Photo: Bruno Ben MOUBAMBA (CC BY-NC-SA 2.0)

Moussa Diallo, Peul guinéen de 21 ans, était éleveur de vaches dans son Fouta-Djalon natal. Membre d’un parti politique d’opposition, il a échappé à la mort lors d’un rassemblement politique dans le plus grand stade de Conakry réprimé dans le sang par le pouvoir en place. Il sera poursuivi avant de s’exiler en Suisse. Témoignage.

Logé au centre d’accueil de Perreux, dans le canton de Neuchâtel,  depuis moins d’un mois, en passant par le centre d’enregistrement pour requérants d’asile de Vallorbe et le cantonnement militaire des Pradières, toujours à Neuchâtel, il raconte les motifs qui l’ont poussés à s’exiler et comment il est arrivé en Europe.
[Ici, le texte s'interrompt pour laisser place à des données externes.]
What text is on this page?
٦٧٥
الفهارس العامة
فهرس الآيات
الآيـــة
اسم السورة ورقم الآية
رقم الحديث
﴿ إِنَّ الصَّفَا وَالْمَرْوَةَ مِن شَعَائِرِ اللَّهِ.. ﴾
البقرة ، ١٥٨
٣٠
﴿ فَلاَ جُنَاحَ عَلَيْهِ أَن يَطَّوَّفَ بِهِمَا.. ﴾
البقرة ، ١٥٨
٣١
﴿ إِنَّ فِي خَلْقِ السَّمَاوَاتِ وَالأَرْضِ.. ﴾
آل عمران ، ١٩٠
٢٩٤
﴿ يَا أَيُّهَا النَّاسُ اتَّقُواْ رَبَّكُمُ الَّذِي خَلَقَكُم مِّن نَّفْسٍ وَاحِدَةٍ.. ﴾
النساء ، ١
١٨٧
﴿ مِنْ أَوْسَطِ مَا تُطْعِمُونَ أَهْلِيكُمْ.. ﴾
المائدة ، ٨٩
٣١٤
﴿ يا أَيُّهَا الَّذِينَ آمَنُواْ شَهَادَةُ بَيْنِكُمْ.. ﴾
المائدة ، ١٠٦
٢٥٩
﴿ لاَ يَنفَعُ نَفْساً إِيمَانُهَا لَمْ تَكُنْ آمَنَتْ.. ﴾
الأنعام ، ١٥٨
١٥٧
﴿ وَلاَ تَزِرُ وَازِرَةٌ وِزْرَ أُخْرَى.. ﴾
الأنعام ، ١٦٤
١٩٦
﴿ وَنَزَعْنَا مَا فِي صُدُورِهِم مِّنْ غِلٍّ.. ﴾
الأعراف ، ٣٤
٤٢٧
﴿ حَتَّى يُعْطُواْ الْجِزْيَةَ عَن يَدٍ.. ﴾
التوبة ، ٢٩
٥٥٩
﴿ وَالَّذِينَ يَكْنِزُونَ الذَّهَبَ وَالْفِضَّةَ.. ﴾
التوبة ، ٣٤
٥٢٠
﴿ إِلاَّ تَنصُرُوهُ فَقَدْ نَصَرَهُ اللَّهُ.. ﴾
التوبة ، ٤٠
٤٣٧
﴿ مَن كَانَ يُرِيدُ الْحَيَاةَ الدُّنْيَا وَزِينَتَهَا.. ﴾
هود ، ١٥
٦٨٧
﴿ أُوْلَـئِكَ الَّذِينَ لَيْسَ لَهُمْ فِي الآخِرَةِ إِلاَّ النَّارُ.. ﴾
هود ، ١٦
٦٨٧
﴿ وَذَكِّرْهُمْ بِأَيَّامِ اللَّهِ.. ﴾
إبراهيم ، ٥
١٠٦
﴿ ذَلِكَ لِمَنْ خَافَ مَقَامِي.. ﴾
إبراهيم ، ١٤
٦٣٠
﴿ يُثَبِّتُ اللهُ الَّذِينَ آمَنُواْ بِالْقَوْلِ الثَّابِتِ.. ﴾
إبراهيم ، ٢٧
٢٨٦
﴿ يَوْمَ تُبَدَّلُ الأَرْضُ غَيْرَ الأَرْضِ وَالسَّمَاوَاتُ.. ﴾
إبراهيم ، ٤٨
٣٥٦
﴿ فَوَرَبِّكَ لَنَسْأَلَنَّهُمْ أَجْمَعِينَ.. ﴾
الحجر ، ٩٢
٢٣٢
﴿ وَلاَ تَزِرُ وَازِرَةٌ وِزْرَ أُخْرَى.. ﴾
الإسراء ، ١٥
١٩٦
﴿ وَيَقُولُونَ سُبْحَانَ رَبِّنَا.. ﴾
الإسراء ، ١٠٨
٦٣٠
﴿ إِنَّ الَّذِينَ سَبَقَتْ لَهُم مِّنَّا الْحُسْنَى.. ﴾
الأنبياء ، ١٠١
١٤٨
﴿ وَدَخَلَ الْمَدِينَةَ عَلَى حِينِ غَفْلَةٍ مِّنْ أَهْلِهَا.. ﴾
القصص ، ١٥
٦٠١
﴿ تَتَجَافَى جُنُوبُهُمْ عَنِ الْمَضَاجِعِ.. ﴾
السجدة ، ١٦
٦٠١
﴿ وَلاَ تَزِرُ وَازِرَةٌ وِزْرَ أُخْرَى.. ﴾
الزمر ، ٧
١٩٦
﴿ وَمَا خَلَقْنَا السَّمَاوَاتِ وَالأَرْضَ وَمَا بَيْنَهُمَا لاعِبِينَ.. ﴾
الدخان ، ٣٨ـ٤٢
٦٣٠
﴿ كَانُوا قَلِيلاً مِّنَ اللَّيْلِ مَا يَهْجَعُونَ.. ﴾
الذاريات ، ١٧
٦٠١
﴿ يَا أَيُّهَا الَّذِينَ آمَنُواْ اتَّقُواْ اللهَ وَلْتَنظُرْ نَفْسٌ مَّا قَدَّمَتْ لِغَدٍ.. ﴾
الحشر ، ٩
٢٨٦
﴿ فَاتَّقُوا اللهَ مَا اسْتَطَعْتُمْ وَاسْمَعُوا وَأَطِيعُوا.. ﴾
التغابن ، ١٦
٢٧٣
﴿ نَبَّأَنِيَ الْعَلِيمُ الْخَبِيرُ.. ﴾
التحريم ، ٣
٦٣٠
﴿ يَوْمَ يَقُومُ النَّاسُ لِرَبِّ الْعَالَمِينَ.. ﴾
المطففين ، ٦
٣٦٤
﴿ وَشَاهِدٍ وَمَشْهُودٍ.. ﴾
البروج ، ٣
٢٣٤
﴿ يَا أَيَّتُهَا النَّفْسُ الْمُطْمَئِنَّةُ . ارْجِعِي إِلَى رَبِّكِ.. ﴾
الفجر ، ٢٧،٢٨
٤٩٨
Le tournant du rassemblement du 28 septembre 2009 à Conakry
« Je suis fils unique. Ma mère est décédée alors que je n’avais que trois mois. Un jour, je participais avec mon père aux réunions politiques de l’Union des Forces Démocratiques de Guinée (UFDG), principal parti d’opposition dirigé par Celou Dalein Diallo, challenger du président guinéen Alpha Condé lors de la présidentielle de 2010. Après ces réunions, les militaires nous agressaient et nous menaçaient de mort. C’est ainsi que lors d’un rassemblement en date du 28 septembre 2009, j’étais sur les gradins du plus grand stade de Conakry en compagnie de mon père. Il y avait beaucoup d’opposants, comme Cellou Dalein Diallo, Sydia Touré et Mouctar Diallo. La foule avait littéralement envahi le stade. Les bérets rouges sont alors entrés dans le stade et ont commencé à tirer à bout portant, à lancer des gaz lacrymogènes et à violer des femmes. Une balle a alors touché mon père aux côtes et il est tombé. Dans cette cacophonie, j’ai fui de peur d’être touché à mon tour. On a emmené mon père à l’hôpital national de Donka et je l’ai retrouvé là-bas. Il ne parlait plus. Hormis le 1er janvier 2010 lorsqu’il me dit ceci: « Abdoulaye (c’est le nom de son petit frère qui vit en Angola), je te confie les vaches ». Après, il rendit l’âme. J’ai fui l’hôpital et Conakry, car j’étais recherché par les militaires du capitaine Claude Pivi, devenu entre-temps lieutenant-colonel, qui voulaient me supprimer.

 

En fuite pour l’Europe
Rentré à Fouta-Djalon pour élever les sept vaches laissées par mon père, j’ai été obligé de quitter mon village en octobre 2012, suite aux menaces de mort de l’imam local. Ce dernier, qui ne s’entendait pas avec mon père, m’accusait d’avoir mis enceinte sa troisième épouse, qui avait le même âge que moi, surtout que le bébé me ressemblait comme deux gouttes d’eau. Il faut ici préciser que la femme de l’imam me nourrissait et m’aidait à élever les chevaux. Face aux menaces de mort de l’imam, j’ai alors fui le village le 1er octobre 2012, en marchant huit kilomètres à pieds jusqu’à Labe et, de là, je suis monté à bord d’une voiture pour me rendre au Sénégal, où je suis arrivé le 3 octobre 2012. Dans un parc à Dakar, j’ai rencontré une Guinéenne, mariée à un Mauritanien. Elle m’a amené à Nouakchott, en Mauritanie, où j’y ai passé un mois et 26 jours. A Nouakchott, je subsistais en travaillant dans la menuiserie. Un jour, une personne venue m’acheter des armoires m’a proposé de me rendre en Europe. Je n’y croyait pas mais il avait tout préparé. Le 1er décembre 2012, j’ai quitté Nouakchott pour Nouadibo où j’embarquais gratuitement pour l’Espagne.
La traversée dura sept jours. Mon sac de voyage, où se trouvaient ma carte d’identité et ma carte de membre de l’UFDG, ainsi que mes habits sont passés par dessus bord. Arrivé à Malaga, en Espagne, on m’a dit de fuir. J’ai passé la nuit dans une maison abandonnée. Le matin, un Noir m’a vu et m’a invité chez lui, où j’ai passé huit jours en sa compagnie. Le huitième jour, nous avons pris un bus en partance pour Madrid en Espagne. De Madrid, nous avons pris un train pour Lyon, en France et, de Lyon, nous avons changé de train pour atteindre Genève, en Suisse, le 17 décembre 2012.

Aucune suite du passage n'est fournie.